On that note, let’s dive into the ways space launches can become greener, and what this might look like in the future.
Reusable rockets are obviously a good starting point for sustainability. As we mentioned previously, not all elements can currently be reused, but something is better than nothing. Costs are an obvious factor driving the rise of reusable rockets, but the sustainability factor is arguably just as important.
But how do we take this a step further? One option is to switch to 3D printing, which is what launch company Orbex is attempting. It’s designed a custom-made industrial 3D printer to produce its rocket engines. This will help to reduce waste and production time, but will also help reduce overall weight, making the rocket more fuel-efficient.
Fuel efficiency is, of course, another major element in sustainable launches.

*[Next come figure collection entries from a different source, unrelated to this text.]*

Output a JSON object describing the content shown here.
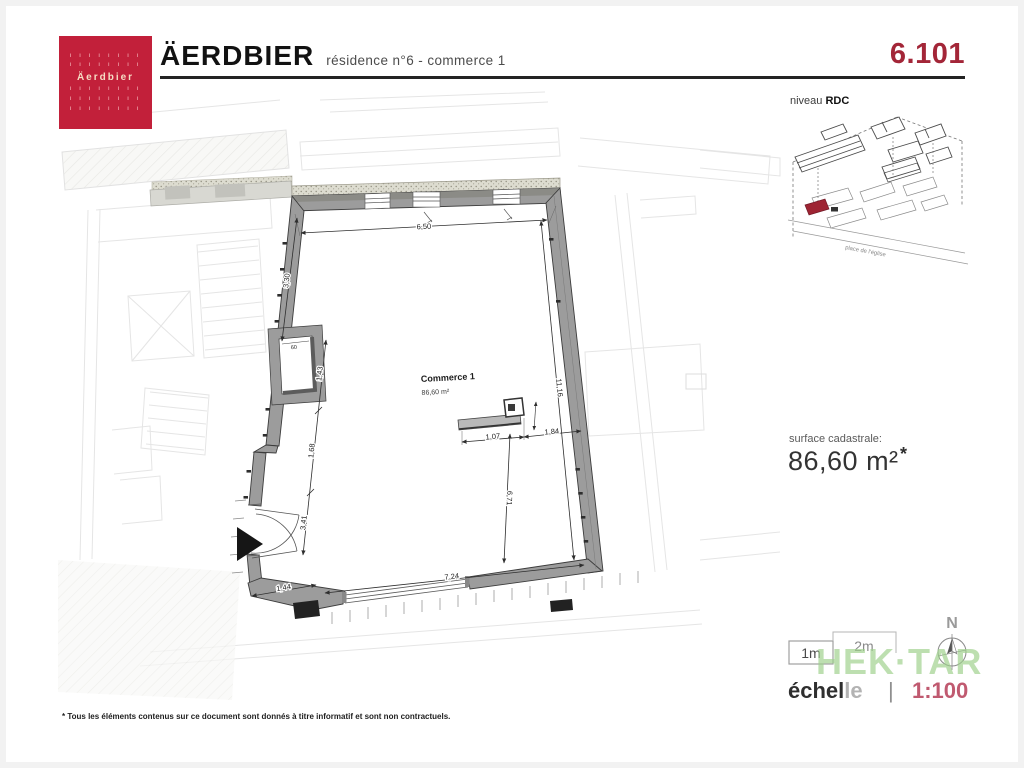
{
  "header": {
    "title": "ÄERDBIER",
    "subtitle": "résidence n°6 - commerce 1",
    "plan_number": "6.101",
    "logo": {
      "name": "Äerdbier",
      "dot_row": "ı ı ı ı ı ı ı ı"
    }
  },
  "locator": {
    "level_label": "niveau",
    "level_value": "RDC",
    "street_label": "place de l'église"
  },
  "surface": {
    "label": "surface cadastrale:",
    "value": "86,60 m²",
    "star": "*"
  },
  "scalebar": {
    "m1": "1m",
    "m2": "2m"
  },
  "north": {
    "label": "N"
  },
  "watermark": "HEK·TAR",
  "scale_line": {
    "word_dark": "échel",
    "word_light": "le",
    "separator": "|",
    "value": "1:100"
  },
  "plan": {
    "room_label": "Commerce 1",
    "room_area": "86,60 m²",
    "dims": {
      "top": "6,50",
      "left_upper": "3,30",
      "left_mid": "1,43",
      "left_lower": "1,68",
      "left_door": "3,41",
      "entry_width": "1,44",
      "bottom": "7,24",
      "right_side": "11,16",
      "center_vert": "6,71",
      "counter_left": "1,07",
      "counter_right": "1,84",
      "niche": "60"
    }
  },
  "footer": {
    "disclaimer": "* Tous les éléments contenus sur ce document sont donnés à titre informatif et sont non contractuels."
  },
  "colors": {
    "brand_red": "#c2203a",
    "plan_number_red": "#a32638",
    "scale_value_rose": "#c05a70",
    "watermark_green": "#9ed18c",
    "wall_gray": "#9c9c9c"
  }
}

Orbex is another good example of what this could look like. Its rocket uses BioLPG, an ultra-low carbon fuel produced by Calor. The two companies announced their partnership in late 2021 and have already tested the fuel against traditional kerosene rocket fuel.

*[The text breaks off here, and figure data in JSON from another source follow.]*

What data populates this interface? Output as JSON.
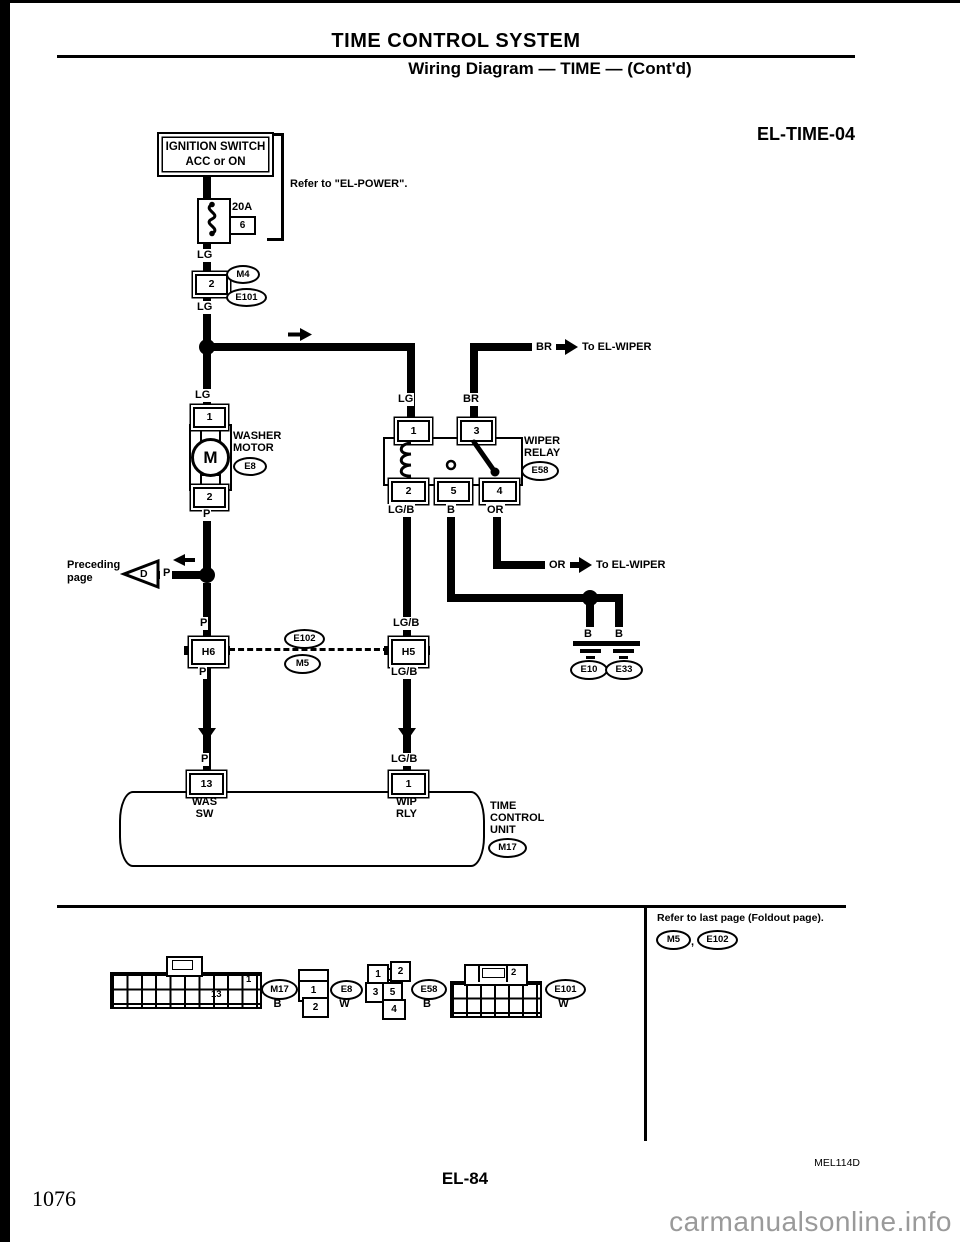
{
  "page": {
    "section_title": "TIME CONTROL SYSTEM",
    "subtitle": "Wiring Diagram — TIME — (Cont'd)",
    "diagram_code": "EL-TIME-04",
    "figure_code": "MEL114D",
    "page_number": "EL-84",
    "book_page": "1076",
    "watermark": "carmanualsonline.info"
  },
  "power_feed": {
    "ignition_line1": "IGNITION SWITCH",
    "ignition_line2": "ACC or ON",
    "refer_note": "Refer to \"EL-POWER\".",
    "fuse_rating": "20A",
    "fuse_box": "6",
    "wire_lg1": "LG",
    "pin": "2",
    "conn_m4": "M4",
    "conn_e101": "E101",
    "wire_lg2": "LG",
    "wire_lg3": "LG"
  },
  "branch_br": {
    "wire": "BR",
    "dest": "To EL-WIPER"
  },
  "washer_motor": {
    "wire_top": "LG",
    "pin_top": "1",
    "letter": "M",
    "name1": "WASHER",
    "name2": "MOTOR",
    "conn": "E8",
    "pin_bottom": "2",
    "wire_bottom": "P"
  },
  "wiper_relay": {
    "wire1": "LG",
    "wire3": "BR",
    "pin1": "1",
    "pin3": "3",
    "name1": "WIPER",
    "name2": "RELAY",
    "conn": "E58",
    "pin2": "2",
    "pin5": "5",
    "pin4": "4",
    "wire2": "LG/B",
    "wire5": "B",
    "wire4": "OR"
  },
  "branch_or": {
    "wire": "OR",
    "dest": "To EL-WIPER"
  },
  "preceding": {
    "line1": "Preceding",
    "line2": "page",
    "letter": "D",
    "wire": "P"
  },
  "splice": {
    "wire_left_above": "P",
    "conn_left": "H6",
    "wire_left_below": "P",
    "wire_right_above": "LG/B",
    "conn_right": "H5",
    "wire_right_below": "LG/B",
    "conn_e102": "E102",
    "conn_m5": "M5"
  },
  "grounds": {
    "wire_left": "B",
    "wire_right": "B",
    "conn_left": "E10",
    "conn_right": "E33"
  },
  "control_unit": {
    "wire_left": "P",
    "pin_left": "13",
    "pin_left_name1": "WAS",
    "pin_left_name2": "SW",
    "wire_right": "LG/B",
    "pin_right": "1",
    "pin_right_name1": "WIP",
    "pin_right_name2": "RLY",
    "name1": "TIME",
    "name2": "CONTROL",
    "name3": "UNIT",
    "conn": "M17"
  },
  "footer_note": {
    "text": "Refer to last page (Foldout page).",
    "conn1": "M5",
    "separator": ",",
    "conn2": "E102"
  },
  "connector_views": {
    "m17": {
      "pin_a": "1",
      "pin_b": "13",
      "id": "M17",
      "color": "B"
    },
    "e8": {
      "pin_a": "1",
      "pin_b": "2",
      "id": "E8",
      "color": "W"
    },
    "e58": {
      "p1": "1",
      "p2": "2",
      "p3": "3",
      "p5": "5",
      "p4": "4",
      "id": "E58",
      "color": "B"
    },
    "e101": {
      "pin": "2",
      "id": "E101",
      "color": "W"
    }
  }
}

Research found that Orbex’s rocket could produce up to 96% less emissions than comparable rocket launches. This is against horizontally launched rockets; against vertical launches, the figure is 86%, although this is still very good.
Orbex plans to take its sustainability a step further, though. It plans to offset carbon emissions from rocket production and transport, and its launch site, Sutherland Space Port, will be entirely carbon neutral during production and operation.

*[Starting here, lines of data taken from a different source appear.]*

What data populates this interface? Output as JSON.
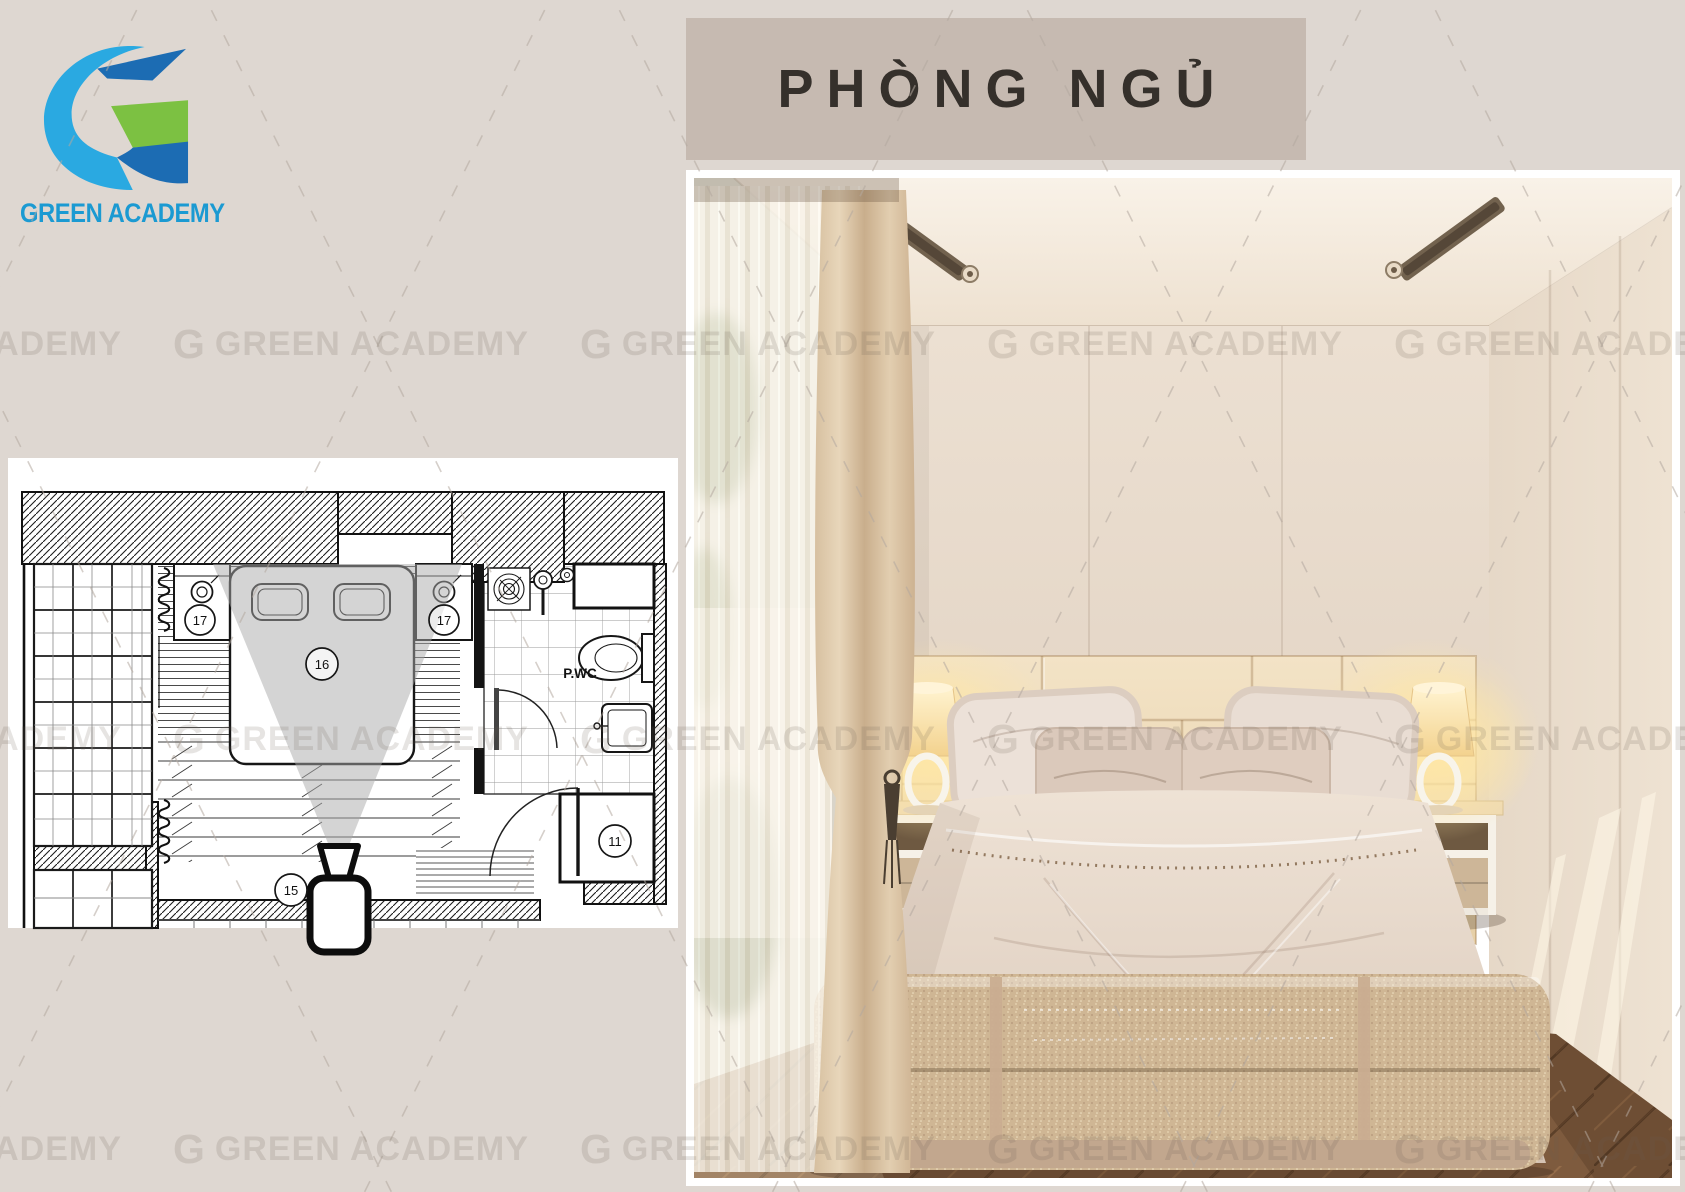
{
  "page": {
    "background": "#ded7d1"
  },
  "logo": {
    "brand": "GREEN ACADEMY",
    "text_color": "#1b9ad2",
    "mark_colors": {
      "light_blue": "#2aa9e1",
      "dark_blue": "#1c6cb3",
      "green": "#7cc142"
    }
  },
  "title_banner": {
    "text": "PHÒNG NGỦ",
    "background": "#c6bab1",
    "text_color": "#35302b"
  },
  "floor_plan": {
    "room_label": "P.WC",
    "callouts": {
      "bed": "16",
      "nightstand_left": "17",
      "nightstand_right": "17",
      "camera": "15",
      "door": "11"
    }
  },
  "watermark": {
    "glyph": "G",
    "text": "GREEN ACADEMY"
  }
}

There’s no denying that Orbex is setting a pretty high bar for sustainability in the space industry. A 96% reduction in carbon emissions is a massive benchmark and, provided it’s viable, it’ll be interesting to see what impact this has on the space industry as a whole.
An important distinction, too, is where the carbon reduction comes from. Orbex’s BioLPG creates less carbon during the production process rather than the launch itself, although, as the study results show, this does have an impact. Fuel production is arguably a bigger concern for now, as there currently aren’t really enough rocket launches for launch emissions to be a massive concern.
This is the logic picked up by numerous other companies, including Skyora, which is developing a system for making kerosene from plastic. Like Orbex, its plan is to reduce carbon emissions during the production process more than the launch itself.
Until recently, there hasn’t been much interest in moving away from petroleum-based kerosene. But the space industry must now assess ways it can become more sustainable, both during rocket production and launches, and in space. It’ll be interesting to see how different rocket fuels develop in the coming years, and what impact this could have on larger, more well-established launch companies.